My Final Word on “Cultural Marxism”
**NOTE 1/22: This paper has undergone several revisions since it was originally posted, so if you downloaded it previously, please consider doing so again**
Given the varied response my blog post “On the Myth of Cultural Marxism” elicited from reactionaries and revolutionaries alike in 2014, I thought it appropriate to begin the new year with a paper elaborating my thoughts on the controversial subject. It retains aspects of the blog post, but I have refined my thesis and construct it in a less polemical fashion. The paper, entitled “The Origins and Ideological Function of Cultural Marxism,” is not intended as an exhaustive refutation of the conspiracy, but should instead be read as one man’s contribution to the broader project of debunking the myth.
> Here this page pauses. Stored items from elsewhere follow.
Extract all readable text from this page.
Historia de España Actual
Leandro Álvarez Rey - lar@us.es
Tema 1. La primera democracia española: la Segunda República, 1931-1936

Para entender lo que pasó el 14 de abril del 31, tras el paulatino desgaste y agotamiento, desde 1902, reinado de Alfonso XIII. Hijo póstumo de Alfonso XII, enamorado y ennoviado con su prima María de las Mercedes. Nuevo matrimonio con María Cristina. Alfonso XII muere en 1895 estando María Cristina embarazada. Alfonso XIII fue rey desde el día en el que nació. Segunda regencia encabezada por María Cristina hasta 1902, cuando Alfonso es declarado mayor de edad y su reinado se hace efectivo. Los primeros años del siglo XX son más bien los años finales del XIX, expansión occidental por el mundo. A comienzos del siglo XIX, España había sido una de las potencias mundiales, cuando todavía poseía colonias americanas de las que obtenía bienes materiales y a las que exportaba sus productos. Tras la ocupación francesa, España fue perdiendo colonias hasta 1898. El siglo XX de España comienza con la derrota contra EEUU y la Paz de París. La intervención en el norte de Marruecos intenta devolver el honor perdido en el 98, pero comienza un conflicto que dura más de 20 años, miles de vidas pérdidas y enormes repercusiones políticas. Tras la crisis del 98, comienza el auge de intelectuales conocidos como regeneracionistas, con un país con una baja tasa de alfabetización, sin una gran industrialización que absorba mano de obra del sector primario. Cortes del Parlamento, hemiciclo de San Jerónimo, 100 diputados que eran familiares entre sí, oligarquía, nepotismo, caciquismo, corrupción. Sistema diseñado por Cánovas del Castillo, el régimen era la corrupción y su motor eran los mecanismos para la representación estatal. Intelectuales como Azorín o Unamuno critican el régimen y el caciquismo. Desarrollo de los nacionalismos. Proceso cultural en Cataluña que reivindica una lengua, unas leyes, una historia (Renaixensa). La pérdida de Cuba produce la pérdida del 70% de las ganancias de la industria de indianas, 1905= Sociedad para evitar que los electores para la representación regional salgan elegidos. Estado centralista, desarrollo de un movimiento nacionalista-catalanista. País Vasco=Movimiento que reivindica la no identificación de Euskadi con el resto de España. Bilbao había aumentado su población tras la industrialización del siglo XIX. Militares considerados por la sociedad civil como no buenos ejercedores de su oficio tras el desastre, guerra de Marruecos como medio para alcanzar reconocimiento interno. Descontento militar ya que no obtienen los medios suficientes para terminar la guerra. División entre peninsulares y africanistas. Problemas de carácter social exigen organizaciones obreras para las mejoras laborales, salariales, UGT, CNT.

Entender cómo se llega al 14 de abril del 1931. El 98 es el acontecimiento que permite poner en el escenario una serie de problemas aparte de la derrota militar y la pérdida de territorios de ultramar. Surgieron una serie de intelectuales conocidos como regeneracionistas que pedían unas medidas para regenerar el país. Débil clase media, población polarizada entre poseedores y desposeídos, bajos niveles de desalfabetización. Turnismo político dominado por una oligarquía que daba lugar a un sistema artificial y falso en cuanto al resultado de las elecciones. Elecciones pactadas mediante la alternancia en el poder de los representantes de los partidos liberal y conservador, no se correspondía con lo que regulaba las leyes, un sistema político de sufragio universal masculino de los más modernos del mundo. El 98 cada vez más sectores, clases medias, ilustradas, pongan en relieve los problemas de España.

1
As a consequence of the right’s elitist conception of history, conspiracy theories abound in conservative historiography and social analyses when events develop in a manner contrary to their economic and/or cultural preferences. This is especially so on the fringes of the right, among its various fascistic and religious fundamentalist sects. Whether it be a cabal of malicious Zionists seeking to subvert gentile societies in order to achieve racial hegemony, or secular humanists unwittingly fulfilling the antichrist’s unholy objectives through the promotion of non-religious educational curricula, conservative sociology is fundamentally based upon autonomous human agents directing the course of history. This applies equally to when society happens to be in accord with the values conservatives espouse; the institutional hierarchy is thought to be occupied by men of principle in these instances. Thus it is predictable that conspiratorial narratives would be fabricated in an effort to explain why the contemporary West has come to exemplify certain values and behaviors antithetical to those favored by cultural conservatives. The specific conspiracy theory this paper is intended to address is that of “cultural Marxism,” which has been gaining momentum among segments of the far right over the past decade.